Not that Glatzer and Westmoreland drop the ball completely. There are a number of sequences and scenes that cut right to the chase, taking my breath clean away in the process. Alice learning from her doctor that she’s got the disease being one of them, another later one when she gives a speech to a room full of fellow Alzheimer suffers, their doctors and, most importantly, their families. They’ve also constructed a handful of remarkable, incredibly affective moments between the mother and her youngest daughter, Lydia, Moore and Stewart sharing startlingly intimate chemistry that says volumes in precious few words.

PHOTO: Sony Pictures Classics

PHOTO: Sony Pictures Classics

I just wish the directors did more with the material that’s been handed them. While normally I’d be cheerleading their attempts to keep things brief, at barely 100 minutes there is an unfinished quality to this I had trouble getting past. I felt like I needed more between Alice and Lydia, needed to see her interact more with her husband, John. Most of all, as hard as both Bosworth and Parrish try (the former performing at a much higher level than the latter, in my opinion), neither is given near enough to do in order for their respective characters to be anything more than rote, one-dimensional caricatures, spending time with either just not particularly worthwhile.
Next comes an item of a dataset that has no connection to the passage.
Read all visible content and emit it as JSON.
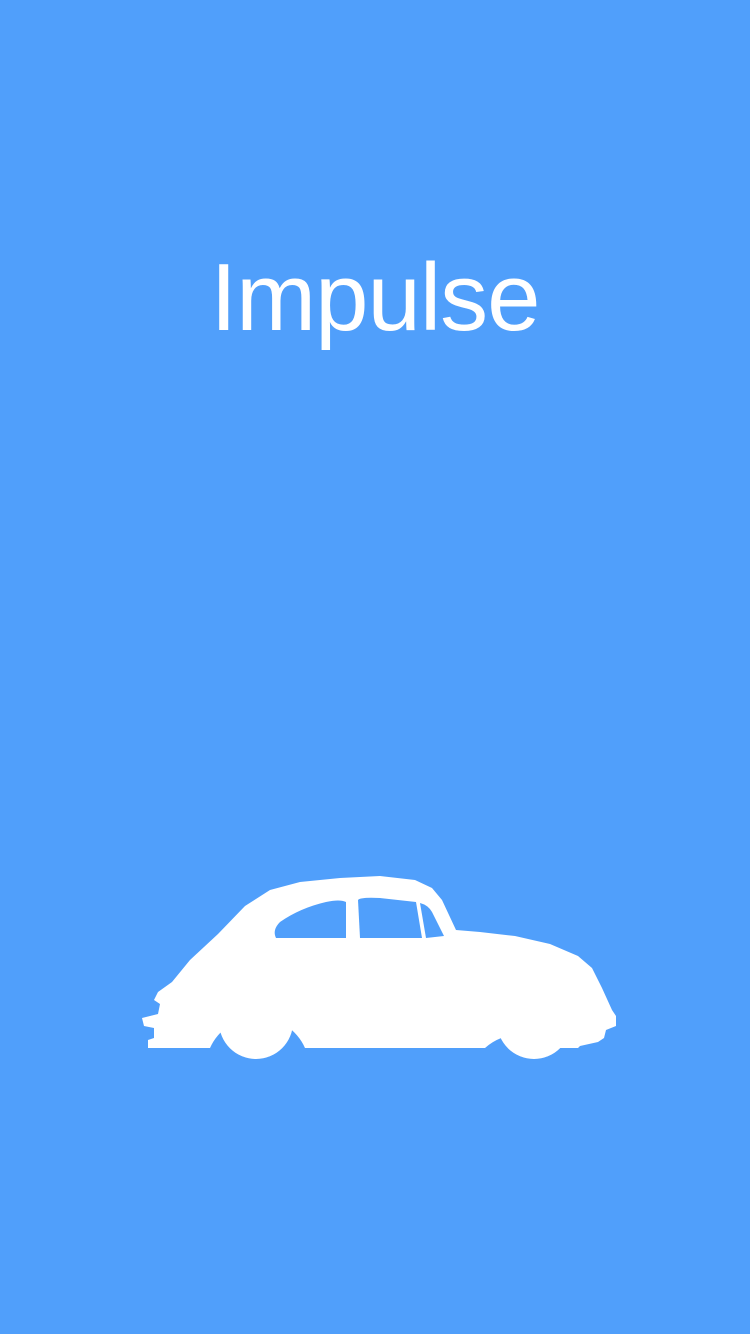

Yet Moore really is wonderful, delivering a beautifully calibrated and nuanced portrait of a woman grappling with the unfathomable loss of self that’s as devastating as it is inevitable. The actress manages to make what Alice is going through tragically universal, allowing the viewer inside her soul in ways that rip the heart clean out of the chest. She’s stunning, make no mistake, and couple that with the scenes Glatzer and Westmoreland do get right, there’s plenty about this film to get behind and cheer.

Not that I did not want more from Still Alice. I did, there’s no denying it, and as such I do feel as if the directors haven’t risen to the heights of previous efforts like the melodiously enchanting Quinceañera. But the film gets just enough right and is anchored by a performance so stunning, it conceals many of the drama’s more egregious missteps. It’s just not what it potentially could have been, making my recommendation an uneasy one at best.